Nous pouvons graduer l’interface de la communication, ce temps de latence entre les actions concrètes, en distinguant deux grands types de communication dans la contiguïté suivante : la communication qui accompagne et sert à coordonner l’action et la communication comme activité autonome. Cette dernière passe par des propositions d’action aux rapports interpersonnels qui les déterminent, jusqu’aux purs échanges d’information, qui servent à ajuster les motifs de ces rapports et propositions d’action. Les échanges d’information forment évidemment l’usage représentatif du langage, cette pointe de l’iceberg, un usage dans lequel il ne s’agit plus que de savoir et de discuter la véridicité, la justesse ou la pertinence des informations, pour replonger ensuite dans le concret, les rapports interpersonnels, les désirs charnels, et le cours d’action à suivre, qu’il s’agit à nouveau de coordonner au sein des activités concrètes, et ainsi de suite.

Durant notre ronde autour de l’inscription corporelle de la communication, nous avons vu apparaître vaguement le langage corporel de la volonté dans le mouvement des silhouettes en interaction. A vrai dire, nous n’en avons pas encore beaucoup parlé. Jusque-là, nous nous sommes contentés de le situer comme donné dans le fonctionnement implicite de la communication interpersonnelle.
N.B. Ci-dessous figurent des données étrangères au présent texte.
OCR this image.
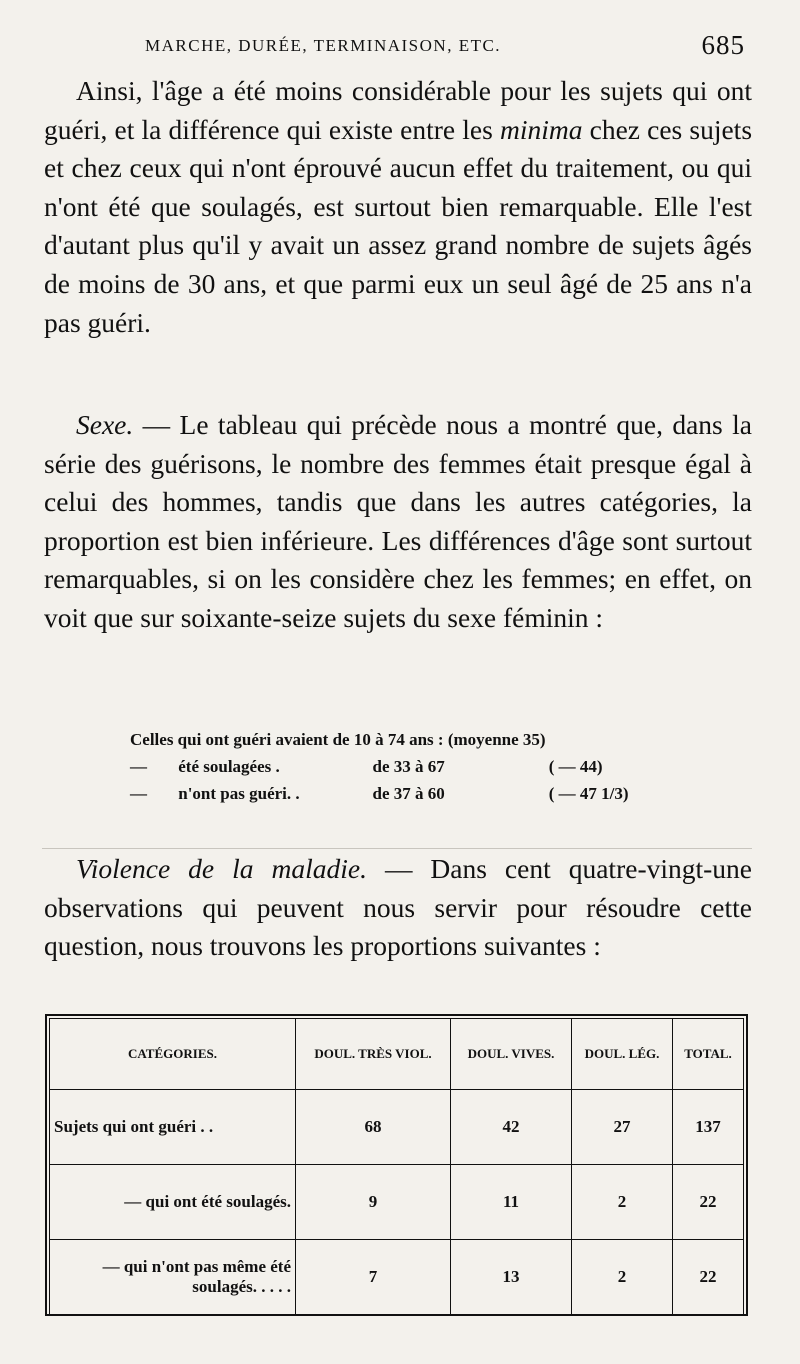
MARCHE, DURÉE, TERMINAISON, ETC.	685

Ainsi, l'âge a été moins considérable pour les sujets qui ont guéri, et la différence qui existe entre les minima chez ces sujets et chez ceux qui n'ont éprouvé aucun effet du traitement, ou qui n'ont été que soulagés, est surtout bien remarquable. Elle l'est d'autant plus qu'il y avait un assez grand nombre de sujets âgés de moins de 30 ans, et que parmi eux un seul âgé de 25 ans n'a pas guéri.

Sexe. — Le tableau qui précède nous a montré que, dans la série des guérisons, le nombre des femmes était presque égal à celui des hommes, tandis que dans les autres catégories, la proportion est bien inférieure. Les différences d'âge sont surtout remarquables, si on les considère chez les femmes; en effet, on voit que sur soixante-seize sujets du sexe féminin :

Celles qui ont guéri avaient de 10 à 74 ans : (moyenne 35)
— été soulagées .	de 33 à 67	( — 44)
— n'ont pas guéri. .	de 37 à 60	( — 47 1/3)

Violence de la maladie. — Dans cent quatre-vingt-une observations qui peuvent nous servir pour résoudre cette question, nous trouvons les proportions suivantes :

CATÉGORIES.	DOUL. TRÈS VIOL.	DOUL. VIVES.	DOUL. LÉG.	TOTAL.
Sujets qui ont guéri . .	68	42	27	137
— qui ont été soulagés.	9	11	2	22
— qui n'ont pas même été soulagés. . . . .	7	13	2	22
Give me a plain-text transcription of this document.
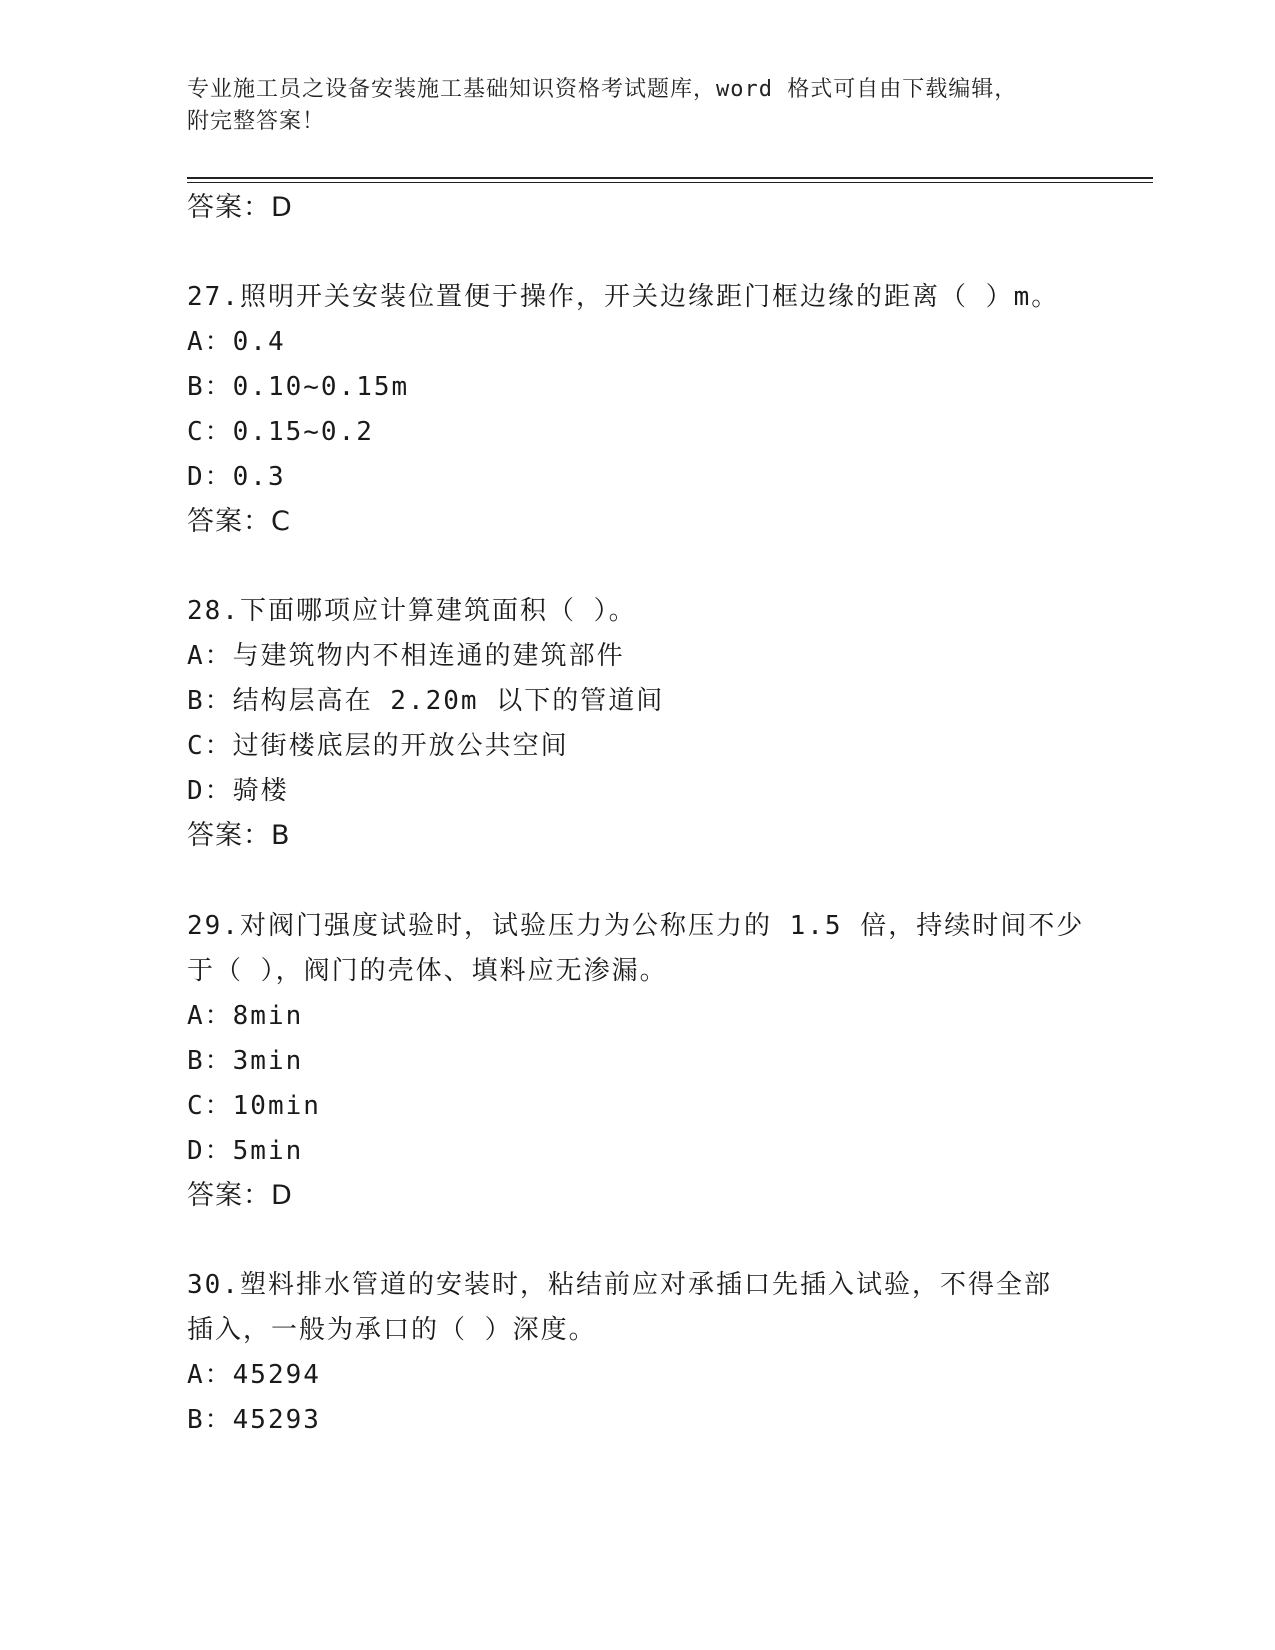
专业施工员之设备安装施工基础知识资格考试题库，word 格式可自由下载编辑，
附完整答案！
答案：D
27.照明开关安装位置便于操作，开关边缘距门框边缘的距离（ ）m。
A：0.4
B：0.10~0.15m
C：0.15~0.2
D：0.3
答案：C
28.下面哪项应计算建筑面积（ ）。
A：与建筑物内不相连通的建筑部件
B：结构层高在 2.20m 以下的管道间
C：过街楼底层的开放公共空间
D：骑楼
答案：B
29.对阀门强度试验时，试验压力为公称压力的 1.5 倍，持续时间不少
于（ ），阀门的壳体、填料应无渗漏。
A：8min
B：3min
C：10min
D：5min
答案：D
30.塑料排水管道的安装时，粘结前应对承插口先插入试验，不得全部
插入，一般为承口的（ ）深度。
A：45294
B：45293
Il est resté dans la pénombre ; nous ne l’avons pas encore vu de près. Maintenant nous allons prendre nos projecteurs et jeter la lumière dessus : sur le comportement de l’émetteur. Nous allons voir comment le mouvement du corps et de la voix exprime la volonté, quels en sont les symptômes, et comment caractériser ce langage en termes d’actes de langage corporels. A partir de ces actes de langage corporels primaires, nous allons réfléchir les illocutions comme actes de langage verbaux, en ne manquant pas de remarquer où se trouve la force dans l’acte de langage…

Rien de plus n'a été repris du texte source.